HUIT ANS ET DEMIE PLUS TARD LE PROCES !

Communiqué de presse de Jérôme Rodrigues et de son avocat Maître Arié Alimi :

Le policier qui a lancé la grenade ayant conduit à la perte de l’œil de Jérôme Rodrigues sera enfin jugé devant la Cour criminelle de Paris du 28 juin au 2 juillet 2027.
Ce procès interviendra plus de huit ans et demi après les faits. Un délai d’une telle ampleur est exceptionnel. Il interroge la capacité de notre justice à apporter, dans un temps raisonnable, une réponse à des faits d’une gravité extrême. Durant près d’une décennie, Jérôme Rodrigues a vécu avec une mutilation irréversible, sans qu’aucune juridiction criminelle n’ait encore pu se prononcer sur les responsabilités pénales encourues. Une telle durée est, à elle seule, de nature à nourrir une réflexion sur l’effectivité du droit des victimes à obtenir justice dans un délai raisonnable.
Pour rappel, le 26 janvier 2019, lors de l’acte XI du mouvement des Gilets jaunes, alors qu’il était déjà une des figures parfaitement identifiées du mouvement, Jérôme Rodrigues recevait des éclats d’une grenade explosive GLI-F4 lancée à ses pieds par un policier, alors que la scène était parfaitement calme et sans péril.

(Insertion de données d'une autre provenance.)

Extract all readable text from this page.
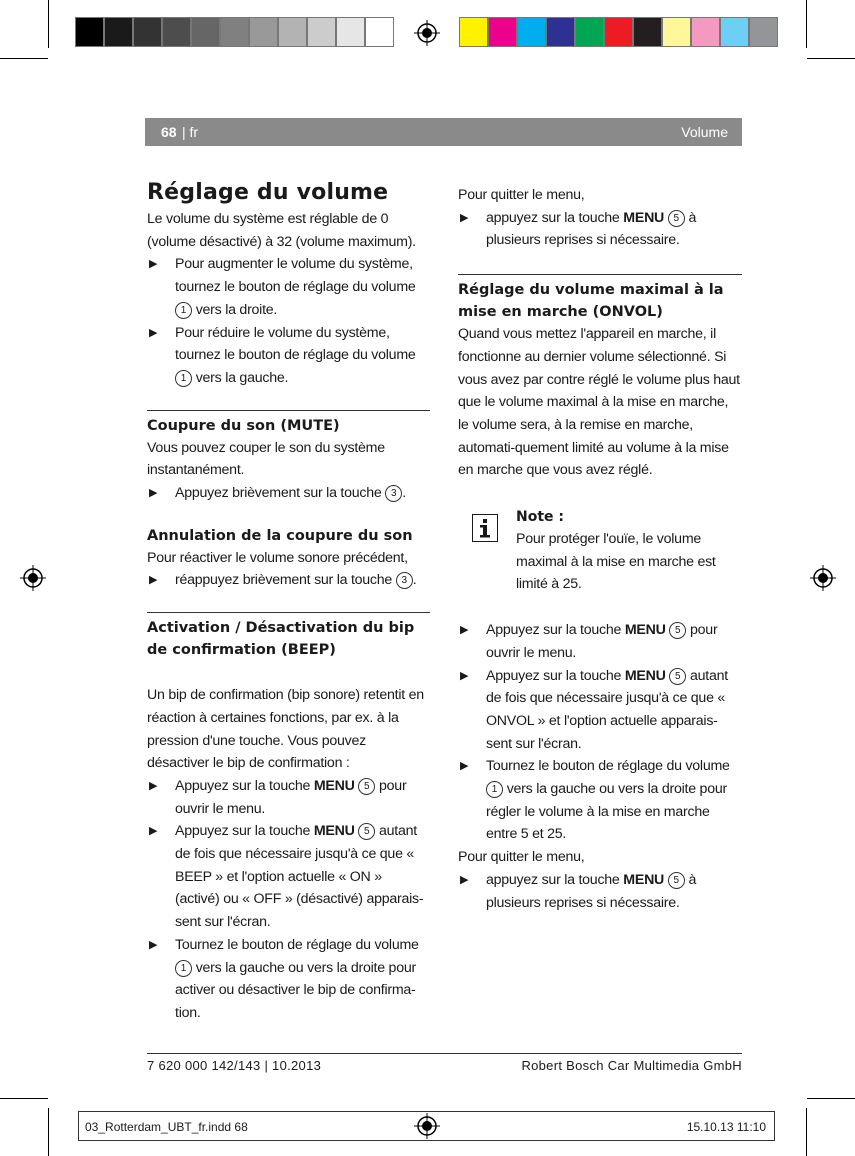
68 | fr	Volume
Réglage du volume

Le volume du système est réglable de 0 (volume désactivé) à 32 (volume maximum).

▶ Pour augmenter le volume du système, tournez le bouton de réglage du volume 1 vers la droite.
▶ Pour réduire le volume du système, tournez le bouton de réglage du volume 1 vers la gauche.
Coupure du son (MUTE)

Vous pouvez couper le son du système instantanément.

▶ Appuyez brièvement sur la touche 3 .
Annulation de la coupure du son

Pour réactiver le volume sonore précédent,

▶ réappuyez brièvement sur la touche 3 .
Activation / Désactivation du bip de confirmation (BEEP)

Un bip de confirmation (bip sonore) retentit en réaction à certaines fonctions, par ex. à la pression d'une touche. Vous pouvez désactiver le bip de confirmation :

▶ Appuyez sur la touche MENU 5 pour ouvrir le menu.
▶ Appuyez sur la touche MENU 5 autant de fois que nécessaire jusqu'à ce que « BEEP » et l'option actuelle « ON » (activé) ou « OFF » (désactivé) apparais-sent sur l'écran.
▶ Tournez le bouton de réglage du volume 1 vers la gauche ou vers la droite pour activer ou désactiver le bip de confirma-tion.

Pour quitter le menu,

▶ appuyez sur la touche MENU 5 à plusieurs reprises si nécessaire.
Réglage du volume maximal à la mise en marche (ONVOL)

Quand vous mettez l'appareil en marche, il fonctionne au dernier volume sélectionné. Si vous avez par contre réglé le volume plus haut que le volume maximal à la mise en marche, le volume sera, à la remise en marche, automati-quement limité au volume à la mise en marche que vous avez réglé.

Note :

Pour protéger l'ouïe, le volume maximal à la mise en marche est limité à 25.

▶ Appuyez sur la touche MENU 5 pour ouvrir le menu.
▶ Appuyez sur la touche MENU 5 autant de fois que nécessaire jusqu'à ce que « ONVOL » et l'option actuelle apparais-sent sur l'écran.
▶ Tournez le bouton de réglage du volume 1 vers la gauche ou vers la droite pour régler le volume à la mise en marche entre 5 et 25.

Pour quitter le menu,

▶ appuyez sur la touche MENU 5 à plusieurs reprises si nécessaire.
7 620 000 142/143 | 10.2013	Robert Bosch Car Multimedia GmbH
03_Rotterdam_UBT_fr.indd 68	15.10.13 11:10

Le policier sera jugé pour violences volontaires ayant entraîné une mutilation. Il encourt une peine de quinze ans de réclusion criminelle.
Depuis ces faits, Jérôme Rodrigues a été la cible de la Préfecture de police de Paris et du ministère de l’Intérieur.
Plusieurs fois interpellé et placé en garde à vue sans raisons, il n’a jamais fait l’objet d’une condamnation.
Les conséquences de cette mutilation ont été particulièrement lourdes puisqu’il n’a pu reprendre son travail de plombier en raison de sa mutilation.
À aucun moment, ni Emmanuel Macron, ni le préfet Lallement, ni Laurent Nuñez ne lui ont présenté des excuses alors même que sa vie a été bouleversée du fait d’un maintien de l’ordre brutal, d’un lancer de grenade illégal, et d’une grenade qui sera finalement retirée de l’arsenal du maintien de l’ordre par l’État français.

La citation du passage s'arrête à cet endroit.